Certo, per quanto mi riguarda, mi faccio ossessionare dalle scomparse, ma anche da ciò che traduco, e siccome ultimamente ho tradotto storie di scomparse e di traumi, come per Haroldo Conti, e l’esilio di José Díaz Fernández, antifranchista morto a Tolosa nel 1942, quest’aria l’ha respirata anche la mia prosa. O forse ho solo tradotto storie del genere perché le cercavo, dal momento in cui mi ero deciso a scriverle?

Cercando la verità del maestro morto, fino al desiderio di abitarne la casa, il protagonista, Leo, cerca se stesso, senza sconti. Perché si scrive, allora? Per far vendetta di ciò che si era, per scalfire ciò che si sarà?

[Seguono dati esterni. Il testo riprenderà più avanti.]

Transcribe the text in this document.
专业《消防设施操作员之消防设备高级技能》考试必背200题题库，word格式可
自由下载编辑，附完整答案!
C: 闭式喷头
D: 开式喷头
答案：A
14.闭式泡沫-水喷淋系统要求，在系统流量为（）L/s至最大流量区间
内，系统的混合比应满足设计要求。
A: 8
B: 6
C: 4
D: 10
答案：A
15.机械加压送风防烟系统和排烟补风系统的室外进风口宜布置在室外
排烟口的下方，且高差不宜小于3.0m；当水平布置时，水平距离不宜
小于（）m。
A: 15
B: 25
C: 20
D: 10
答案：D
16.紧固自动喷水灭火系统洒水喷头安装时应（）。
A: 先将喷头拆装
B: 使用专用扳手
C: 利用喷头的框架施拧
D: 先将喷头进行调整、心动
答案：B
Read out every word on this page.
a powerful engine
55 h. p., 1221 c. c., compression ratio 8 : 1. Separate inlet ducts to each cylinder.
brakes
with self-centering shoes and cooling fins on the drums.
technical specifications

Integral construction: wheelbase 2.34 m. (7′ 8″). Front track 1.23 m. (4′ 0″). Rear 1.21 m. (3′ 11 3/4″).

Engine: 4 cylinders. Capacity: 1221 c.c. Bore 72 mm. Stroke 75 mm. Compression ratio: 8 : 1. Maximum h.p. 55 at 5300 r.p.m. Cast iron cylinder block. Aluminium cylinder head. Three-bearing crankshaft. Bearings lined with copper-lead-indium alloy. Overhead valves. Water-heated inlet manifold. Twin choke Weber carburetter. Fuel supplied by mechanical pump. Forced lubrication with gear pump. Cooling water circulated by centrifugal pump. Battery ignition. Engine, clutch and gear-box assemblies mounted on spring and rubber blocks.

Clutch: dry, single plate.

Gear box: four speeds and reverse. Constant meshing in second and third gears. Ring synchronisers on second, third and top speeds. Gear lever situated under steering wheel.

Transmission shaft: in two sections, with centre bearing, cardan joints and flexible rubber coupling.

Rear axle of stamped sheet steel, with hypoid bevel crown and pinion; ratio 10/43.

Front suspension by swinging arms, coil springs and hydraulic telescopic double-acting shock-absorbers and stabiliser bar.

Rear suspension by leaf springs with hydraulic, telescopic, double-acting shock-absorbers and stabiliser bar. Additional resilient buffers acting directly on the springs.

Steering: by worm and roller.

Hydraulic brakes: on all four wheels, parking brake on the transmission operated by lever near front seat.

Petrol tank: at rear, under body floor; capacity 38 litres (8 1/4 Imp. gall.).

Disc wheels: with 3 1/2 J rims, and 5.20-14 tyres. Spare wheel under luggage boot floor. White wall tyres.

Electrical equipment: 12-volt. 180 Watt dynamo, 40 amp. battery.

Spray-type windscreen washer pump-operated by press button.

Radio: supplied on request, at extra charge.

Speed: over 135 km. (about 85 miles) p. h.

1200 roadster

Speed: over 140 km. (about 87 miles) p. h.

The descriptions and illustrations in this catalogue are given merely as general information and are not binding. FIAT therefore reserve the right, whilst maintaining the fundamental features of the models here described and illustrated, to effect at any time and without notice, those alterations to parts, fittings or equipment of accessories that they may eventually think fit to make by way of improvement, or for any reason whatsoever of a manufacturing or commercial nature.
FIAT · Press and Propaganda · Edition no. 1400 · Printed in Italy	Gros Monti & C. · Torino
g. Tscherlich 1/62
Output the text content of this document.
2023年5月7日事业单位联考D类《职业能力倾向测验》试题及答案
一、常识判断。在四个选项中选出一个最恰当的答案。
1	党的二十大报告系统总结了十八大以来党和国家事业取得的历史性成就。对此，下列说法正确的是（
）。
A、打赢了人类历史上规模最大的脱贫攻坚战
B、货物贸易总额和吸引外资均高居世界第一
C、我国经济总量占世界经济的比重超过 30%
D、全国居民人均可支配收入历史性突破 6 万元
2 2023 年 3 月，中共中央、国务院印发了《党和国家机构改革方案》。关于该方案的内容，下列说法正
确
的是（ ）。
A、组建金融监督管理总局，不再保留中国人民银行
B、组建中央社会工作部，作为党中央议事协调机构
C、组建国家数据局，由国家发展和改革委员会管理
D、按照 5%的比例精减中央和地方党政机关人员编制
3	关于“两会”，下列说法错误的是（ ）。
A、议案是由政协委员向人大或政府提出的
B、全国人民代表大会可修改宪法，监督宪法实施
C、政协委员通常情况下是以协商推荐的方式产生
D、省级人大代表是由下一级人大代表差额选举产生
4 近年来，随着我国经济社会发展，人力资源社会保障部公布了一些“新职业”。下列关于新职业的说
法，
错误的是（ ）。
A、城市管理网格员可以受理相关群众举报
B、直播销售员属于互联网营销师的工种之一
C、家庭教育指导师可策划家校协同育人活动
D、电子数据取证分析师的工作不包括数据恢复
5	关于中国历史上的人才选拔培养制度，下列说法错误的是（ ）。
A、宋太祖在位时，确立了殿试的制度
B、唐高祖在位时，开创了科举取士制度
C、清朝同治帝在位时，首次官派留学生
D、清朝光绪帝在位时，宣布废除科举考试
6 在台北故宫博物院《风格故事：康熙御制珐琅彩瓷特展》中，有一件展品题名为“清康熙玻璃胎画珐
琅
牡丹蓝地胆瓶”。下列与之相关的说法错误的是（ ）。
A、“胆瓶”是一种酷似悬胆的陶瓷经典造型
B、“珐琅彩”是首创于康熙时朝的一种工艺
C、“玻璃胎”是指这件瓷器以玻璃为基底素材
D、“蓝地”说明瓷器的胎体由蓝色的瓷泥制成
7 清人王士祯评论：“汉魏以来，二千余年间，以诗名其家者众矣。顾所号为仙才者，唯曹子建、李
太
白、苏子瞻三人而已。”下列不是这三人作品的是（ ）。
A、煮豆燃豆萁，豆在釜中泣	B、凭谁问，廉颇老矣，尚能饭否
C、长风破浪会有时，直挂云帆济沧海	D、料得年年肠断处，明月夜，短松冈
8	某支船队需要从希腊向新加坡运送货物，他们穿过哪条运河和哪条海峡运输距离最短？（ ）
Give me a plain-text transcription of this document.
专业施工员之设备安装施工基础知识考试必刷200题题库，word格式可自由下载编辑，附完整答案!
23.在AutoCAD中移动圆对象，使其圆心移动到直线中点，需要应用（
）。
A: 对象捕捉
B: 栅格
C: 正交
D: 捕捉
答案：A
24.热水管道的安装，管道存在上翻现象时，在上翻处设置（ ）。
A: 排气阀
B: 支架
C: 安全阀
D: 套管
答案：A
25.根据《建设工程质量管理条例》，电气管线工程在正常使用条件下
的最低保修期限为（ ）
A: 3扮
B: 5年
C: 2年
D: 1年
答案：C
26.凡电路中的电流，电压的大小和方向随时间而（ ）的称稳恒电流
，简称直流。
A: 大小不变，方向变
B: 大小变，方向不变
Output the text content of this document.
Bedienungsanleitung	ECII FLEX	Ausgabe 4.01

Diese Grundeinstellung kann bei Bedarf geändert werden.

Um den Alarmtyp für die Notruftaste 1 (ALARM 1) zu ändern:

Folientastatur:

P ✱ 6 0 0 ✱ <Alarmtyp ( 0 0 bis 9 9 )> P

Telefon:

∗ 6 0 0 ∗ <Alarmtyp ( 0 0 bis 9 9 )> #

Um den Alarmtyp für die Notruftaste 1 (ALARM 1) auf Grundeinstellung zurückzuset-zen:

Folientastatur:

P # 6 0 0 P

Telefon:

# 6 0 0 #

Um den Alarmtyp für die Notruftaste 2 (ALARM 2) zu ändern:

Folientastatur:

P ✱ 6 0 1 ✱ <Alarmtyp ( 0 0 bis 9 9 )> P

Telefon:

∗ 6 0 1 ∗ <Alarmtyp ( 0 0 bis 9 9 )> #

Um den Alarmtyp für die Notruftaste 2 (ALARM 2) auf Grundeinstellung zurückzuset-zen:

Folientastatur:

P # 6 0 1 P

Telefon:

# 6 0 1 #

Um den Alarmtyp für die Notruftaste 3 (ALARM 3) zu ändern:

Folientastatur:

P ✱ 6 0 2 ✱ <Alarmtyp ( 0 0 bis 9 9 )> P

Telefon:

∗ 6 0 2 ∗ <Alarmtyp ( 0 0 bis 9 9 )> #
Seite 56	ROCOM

Si scrive – è presunzione? – per non lasciare a quanti abitano il nostro mondo il diritto di popolarlo solo con altro, insomma si scrive perché non sia sempre più, se non lo è già, casa d’altri. E forse mi sembra che questo valga anche per Leo, cerca disperatamente di far in modo che Villa Porti, la vecchia e fatiscente villa abbandonata nel 1974 dall’eroe, così come succederebbe se all’asta andasse ad altri, non venga profanata. Quanto alla vendetta, sì, ci ho pensato un po’ prima di scrivere questa cosa, la vendetta ci tocca, non per far vendetta di ciò che si era, o per scalfire il futuro, ma la vita stessa come forma di vendetta gentile, di continuazione, dettata dall’impossibilità di decifrare – anche queste idee – che è poi la condizione di un Leo Vialetti che pensa e non riesce a dirsi nulla, anzi, non pensa, a pensare, dice a un certo punto, ci pensano gli occhi.

L’arte dell’innesto, in cui è abile Leo, mi pare che indichi anche l’innesto di più lingue, di più culture. C’è qualcosa di metaforico, di ‘politico’ in questa scelta?

Boris Pahor diceva che la fine della sua lingua, sostituita dall’obbligo della lingua italiana, quando è andato a scuola, è stata come un’amputazione. Anche l’innesto è un’amputazione, in qualche modo, anche se diventa un regalo, un simbolo, nuova carne. Di politico no, ma di simbolico molto. Leo, bambino senza padre, impara l’innesto nel 1974, e per il resto della sua vita proverà ad affinarsi nella tecnica di innesto delle piante, che in dialetto ligure, risponde al verbo inserire.

Che libro ti ha formato, in fondo? Ti interessa la letteratura italiana di oggi?

Mi hanno coltivato gli amori, un tempo il realismo di Cesare Pavese (sono figlio di contadini e La luna e i falò è quanto si aspettava uno come me, uno per cui il Piemonte non è un’estensione, ma il vero marsupio della Liguria), il lirismo arido di Francesco Biamonti, la malinconia di ogni Pereira tabucchiano, fino alla solitudine di Haroldo Conti che ben conosci. Traduco cosa amo e continua a formarmi ciò che traduco. Quanto alla letteratura italiana, certo che mi interessa, la leggo, soprattutto quella sommersa, e a volte faccio di tutto per tirarla su dai fondali, come ho fatto per la letteratura di Elio Lanteri.